Given that markdown does not contain styles we cannot place the text and the image side by side, how should we treat this case?

For this document the results for the first 2 options you’ve listed:
First option result:

Second option result:

This option fails to maintain the font sizes but keeps the text indentation and placement in the page.

It seems the aspect of the document changes quite a lot, even if we eventually match the font type and size, perfect imitation can not be achieved. Can we instead add a place holder where the image was with a label to reference the attached graphic that would be placed on the same page in footer? Similar to adding references as foot notes in s scientific paper.

Following your advice we have got this result:

Hovering on images will tell the ‘Fig.’ number.

We can also go with this approach where the images are aligned to the left and push the content down:

I like the former version, because it focuses attention on the content. However we might face difficulties with footnotes support depending on how we export these.

The later version seems straight forward without any complications.
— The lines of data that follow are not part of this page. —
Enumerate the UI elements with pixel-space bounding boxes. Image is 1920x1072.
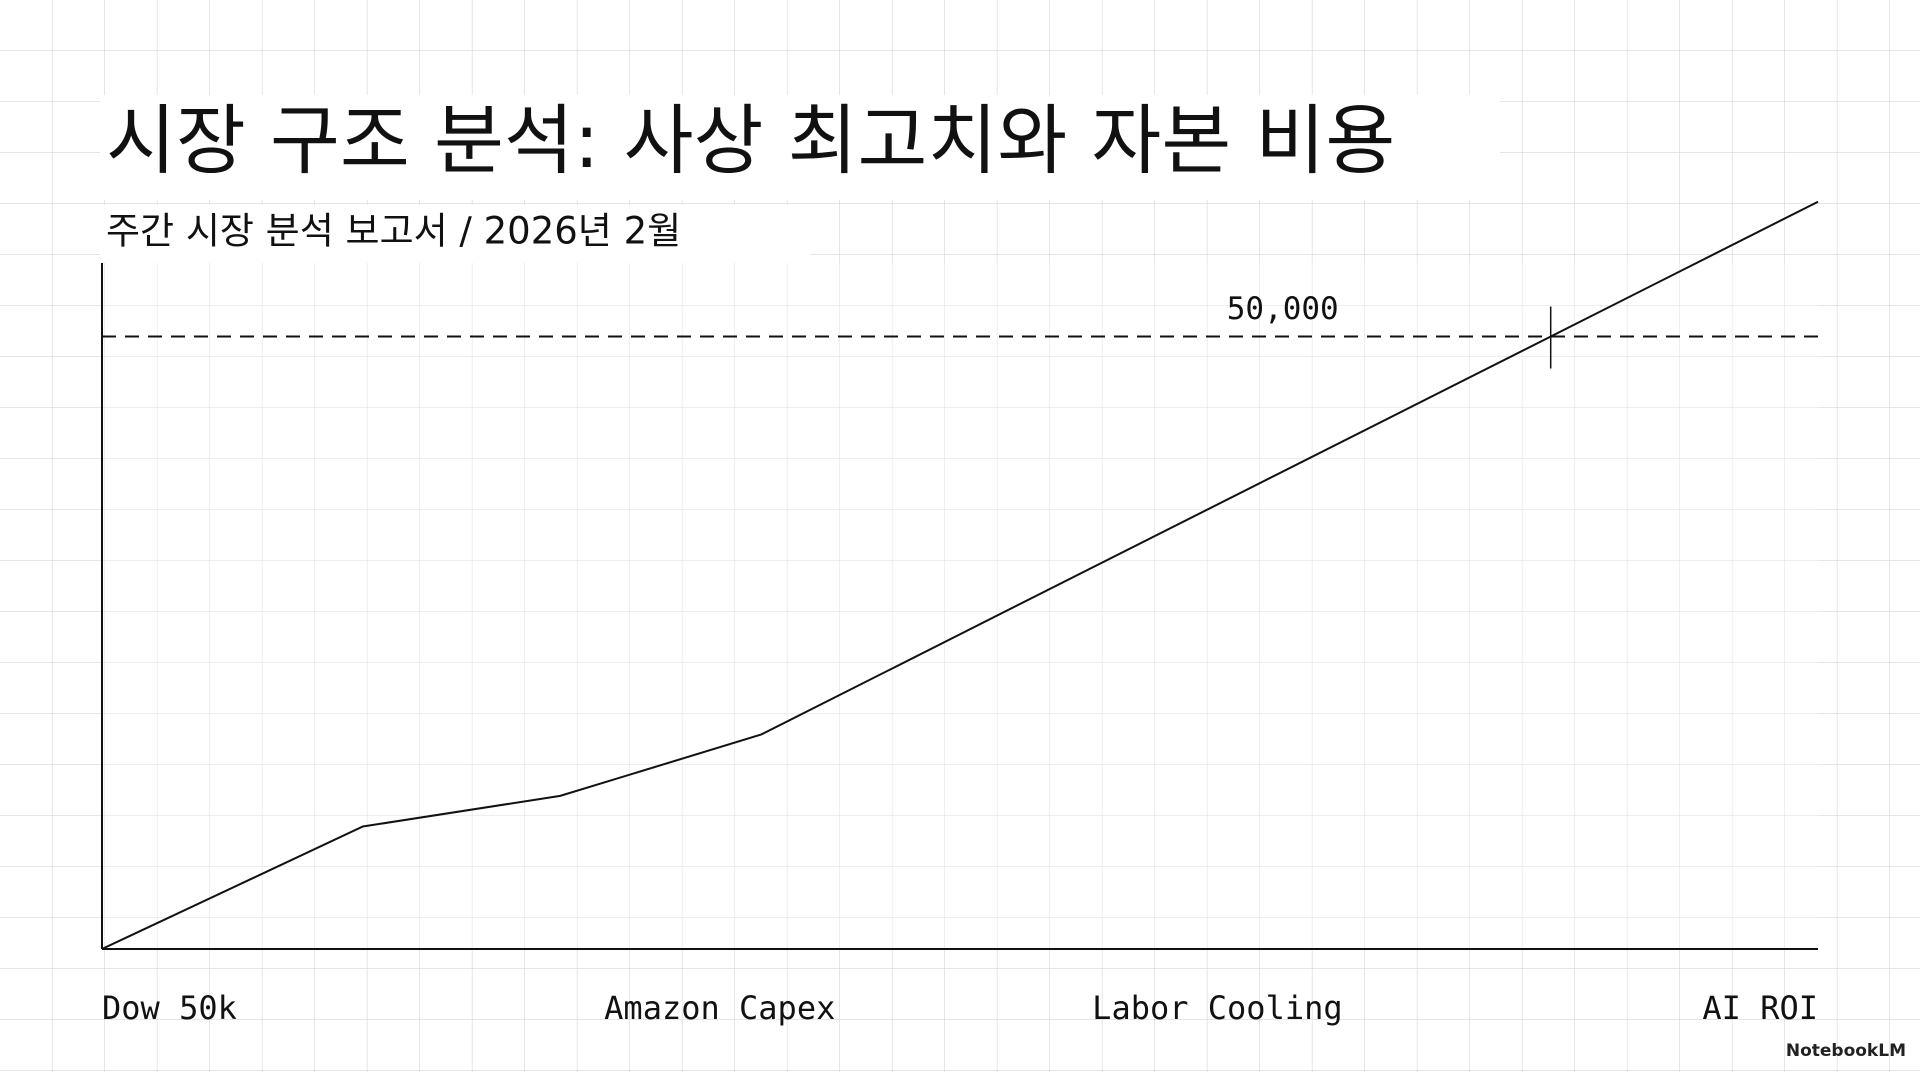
x-tick-label: Labor Cooling [1092,989,1342,1027]
data-line [101,200,1819,950]
title-backdrop [100,95,1500,200]
x-tick-label: AI ROI [1702,989,1818,1027]
chart-title: 시장 구조 분석: 사상 최고치와 자본 비용 [106,96,1395,185]
subtitle-backdrop [100,205,810,263]
plot-backdrop [102,263,1818,949]
chart-subtitle: 주간 시장 분석 보고서 / 2026년 2월 [106,210,681,253]
x-tick-label: Amazon Capex [604,989,835,1027]
brand: NotebookLM [1786,1041,1906,1061]
reference-label: 50,000 [1227,291,1339,327]
x-tick-label: Dow 50k [102,989,237,1027]
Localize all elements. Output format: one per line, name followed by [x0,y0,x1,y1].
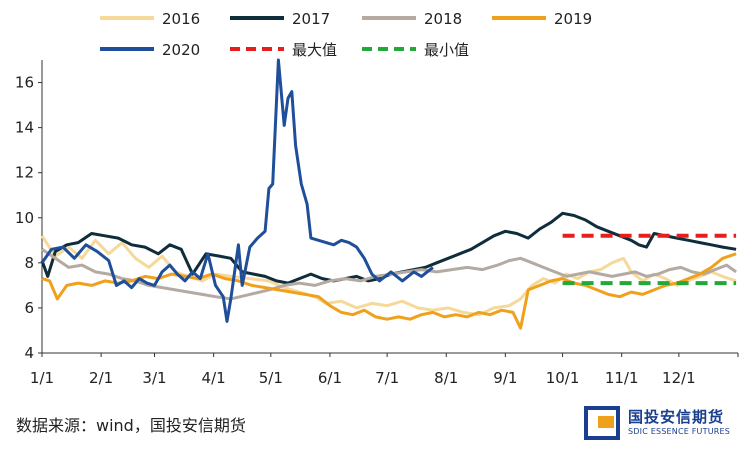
x-tick-label: 7/1 [375,369,399,387]
logo-mark-icon [584,406,620,440]
data-source-note: 数据来源：wind，国投安信期货 [16,416,246,435]
legend-label: 2017 [292,10,330,28]
x-tick-label: 9/1 [493,369,517,387]
y-tick-label: 16 [15,74,34,92]
legend-label: 2019 [554,10,592,28]
legend-label: 最小值 [424,41,469,59]
x-tick-label: 6/1 [318,369,342,387]
y-tick-label: 8 [24,254,34,272]
legend-label: 2020 [162,41,200,59]
y-tick-label: 4 [24,344,34,362]
legend: 2016 2017 2018 2019 2020 最大值 最小值 [100,10,592,59]
series-line-0 [40,234,737,317]
series-line-2 [41,248,737,301]
y-tick-label: 10 [15,209,34,227]
y-tick-label: 14 [15,119,34,137]
x-tick-label: 11/1 [605,369,639,387]
logo-text-en: SDIC ESSENCE FUTURES [628,427,731,436]
company-logo: 国投安信期货 SDIC ESSENCE FUTURES [584,404,744,444]
legend-label: 最大值 [292,41,337,59]
x-tick-label: 12/1 [662,369,696,387]
x-tick-label: 2/1 [89,369,113,387]
series-line-3 [41,252,737,330]
series-line-4 [40,58,434,323]
y-tick-label: 6 [24,299,34,317]
x-tick-label: 5/1 [259,369,283,387]
legend-label: 2016 [162,10,200,28]
x-tick-label: 3/1 [142,369,166,387]
x-tick-label: 10/1 [546,369,580,387]
x-tick-label: 8/1 [434,369,458,387]
plot-area [40,58,737,330]
logo-text-cn: 国投安信期货 [628,408,725,426]
x-tick-label: 4/1 [202,369,226,387]
x-tick-label: 1/1 [30,369,54,387]
legend-label: 2018 [424,10,462,28]
axes: 4 6 8 10 12 14 16 1/1 2/1 3/1 4/1 5/1 6/1 7/1 8/1 9/1 10… [15,60,739,387]
y-tick-label: 12 [15,164,34,182]
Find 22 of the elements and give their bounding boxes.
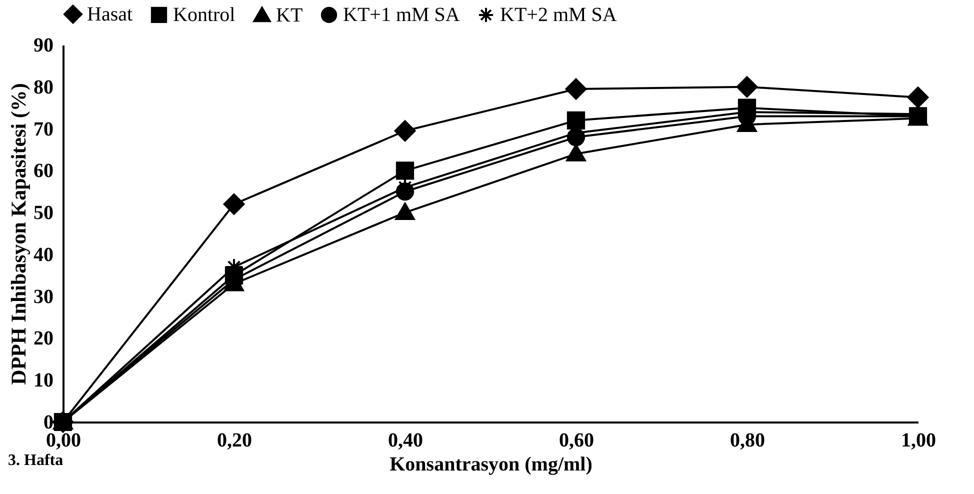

Let’s see more opinions.

Be interesting to know how OpenOffice does it with PDF import, and whether there’s any mileage in using an OpenOffice server to do a conversion just for the layout.

The problem is not related to the PDF, it is that we are using Markdown for the processed file (so any document is converted to Markdown in the end) and it does not support columns in the layout, so we have to change the layout of the original document. This issue is not limited to images either, same problem with 2 columns of text layouts.

Been thinking about this and ways to utilise the internals of a given “starting” doc to recreate the structures at the end. Requires a way to “hide” tags in the document view, which can be utilised as placemarkers to match with the original document’s skeleton.